В карельских СМИ развернулась полемика, виноват ли детский дом в случившемся и несет ли директор детского дома и воспитатель ответственность за это. По всему выходит, что виноватых нет.
После этого мне становится понятней, что социальные службы не готовы работать серьезно и ответственно. Потому как отведенное количество сотрудников детского дома не смогло удержать своего воспитанника в месте, где он должен был жить.
Я уверена в том, что детей необходимо забирать из семей, где родители ведут асоциальный образ жизни, но их нужно не только забирать, но и заботиться о них.
Галина Алексеевна Власова раньше возглавляла центр помощи детям, оставшимся без попечения родителей. Теперь она работает в благотворительном фонде. Ее позиция не относится к деятельности фонда, поэтому название организации я не привожу, чтобы не осложнять взаимоотношения всех структур. Фонд работает плотно со всеми центрами и детскими домами Петрозаводска и Карелии.
Так вот, Власова считает,если бы рядом оказались компетентные специалисты, которые организовали бы деятельность ребят, заняли и увлекли, этого несчастья не случилось бы.
Людмила Гурьева воспитала вместе с мужем восемь приемных ребят, которые попали к ней в семью в разном возрасте. Сейчас на воспитании еще пятеро. Живут в своем доме, держат хозяйство. Собирают грибы и ягоды, все свободное время проводят вместе в поселке Тикша Муезерского района. Людмила Васильевна недоумевает:
«Я не понимаю, почему дети гуляли без присмотра? Где были воспитатели? Ведь это их прямая обязанность – увлечь детей интересными занятиями, чтобы ребенку было интересно. Получается, что ребята предоставлены сами себе. Вот и делают что придет в голову! Каждому ребенку нужны внимание, любовь, ласка. Тогда и дети не будут рваться на улицу, искать приключений. С ребятами нельзя быть равнодушными. Они и так ничего не видели в своей жизни».

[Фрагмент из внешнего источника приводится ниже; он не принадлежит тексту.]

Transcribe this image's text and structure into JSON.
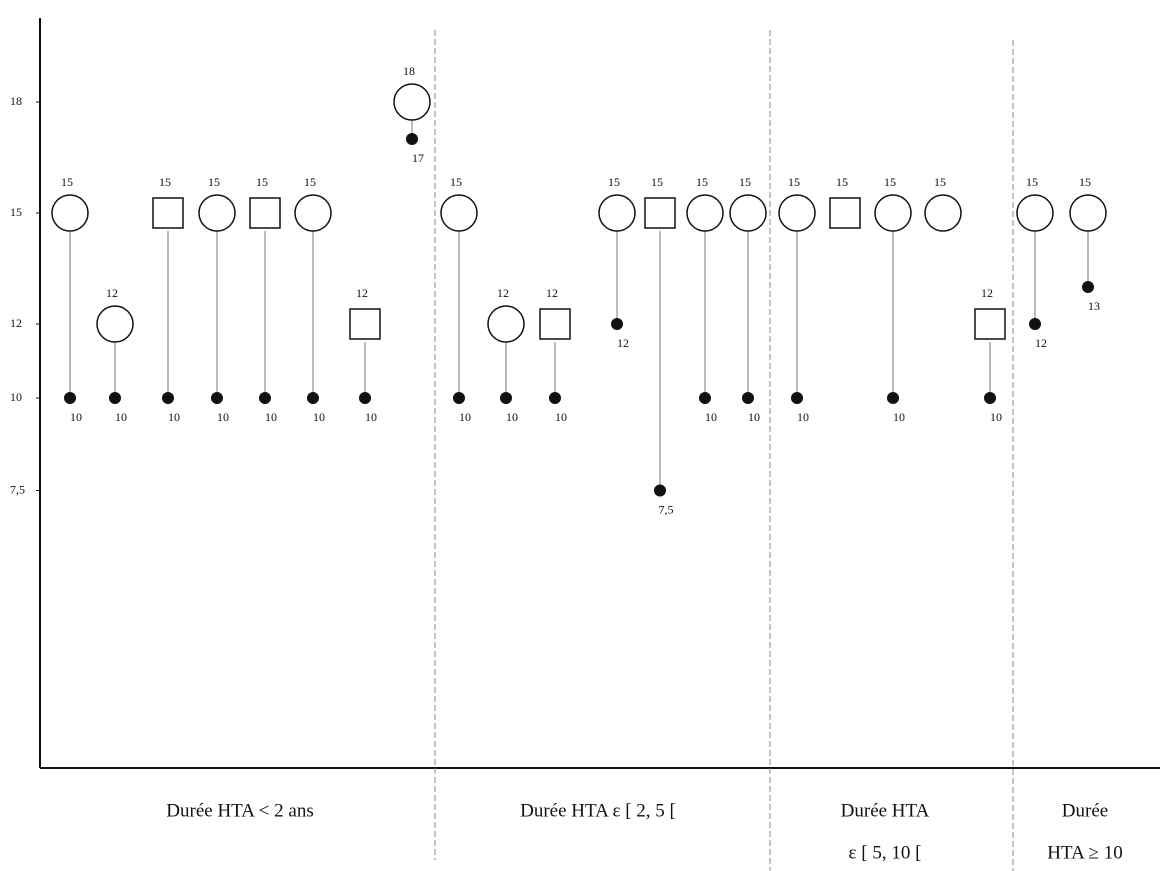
{
  "chart_data": {
    "type": "dumbbell",
    "ylim": [
      0,
      20
    ],
    "yticks": [
      {
        "value": 7.5,
        "label": "7,5"
      },
      10,
      12,
      15,
      18
    ],
    "color": "#111111",
    "groups": [
      {
        "label": [
          "Durée HTA < 2 ans"
        ],
        "patients": [
          {
            "shape": "circle",
            "high": 15,
            "low": 10
          },
          {
            "shape": "circle",
            "high": 12,
            "low": 10
          },
          {
            "shape": "square",
            "high": 15,
            "low": 10
          },
          {
            "shape": "circle",
            "high": 15,
            "low": 10
          },
          {
            "shape": "square",
            "high": 15,
            "low": 10
          },
          {
            "shape": "circle",
            "high": 15,
            "low": 10
          },
          {
            "shape": "square",
            "high": 12,
            "low": 10
          },
          {
            "shape": "circle",
            "high": 18,
            "low": 17
          }
        ]
      },
      {
        "label": [
          "Durée HTA  ε [ 2, 5 ["
        ],
        "patients": [
          {
            "shape": "circle",
            "high": 15,
            "low": 10
          },
          {
            "shape": "circle",
            "high": 12,
            "low": 10
          },
          {
            "shape": "square",
            "high": 12,
            "low": 10
          },
          {
            "shape": "circle",
            "high": 15,
            "low": 12
          },
          {
            "shape": "square",
            "high": 15,
            "low": 7.5,
            "low_label": "7,5"
          },
          {
            "shape": "circle",
            "high": 15,
            "low": 10
          },
          {
            "shape": "circle",
            "high": 15,
            "low": 10
          }
        ]
      },
      {
        "label": [
          "Durée HTA",
          "ε [ 5, 10 ["
        ],
        "patients": [
          {
            "shape": "circle",
            "high": 15,
            "low": 10
          },
          {
            "shape": "square",
            "high": 15,
            "low": null
          },
          {
            "shape": "circle",
            "high": 15,
            "low": 10
          },
          {
            "shape": "circle",
            "high": 15,
            "low": null
          },
          {
            "shape": "square",
            "high": 12,
            "low": 10
          }
        ]
      },
      {
        "label": [
          "Durée",
          "HTA  ≥ 10"
        ],
        "patients": [
          {
            "shape": "circle",
            "high": 15,
            "low": 12
          },
          {
            "shape": "circle",
            "high": 15,
            "low": 13
          }
        ]
      }
    ]
  }
}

Трагический случай с Максимом высветил все несовершенство системы, которая призвана помогать детям, оказавшимся в сложной жизненной ситуации. Если все это еще не решено в масштабах нашего маленького городка, о введении какой ювенальной юстиции можно говорить? Куда наше государство будет помещать детей? Кто за ними будет присматривать и воспитывать? И кто заменит ребенку родителей? Детский дом не заменит точно.
Юлия Орехова, студентка Карельской Государственной Педагогической Академии, историко-филологического факультета, молодая мама переживает о будущем своей семьи:
«На днях узнала о движении Чайлдфри – в буквальном переводе, «свободные от детей». Это люди, которые вообще не хотят иметь детей. Особую ненависть чайлдфри имеют к активно рожающем женщинам. Если учесть, что в России хотят принять закон о ювенальной юстиции, можно предположить, что приверженцев такого движения станет больше. Теперь государство вместо того, чтобы помогать семьям с низким достатком, будет отбирать детей. Нас всех берут под жёсткий контроль. Право ребёнка на семью трансформируется в право ребёнка на детский дом. Думать о рождении второго ребенка в такой нестабильной ситуации страшно».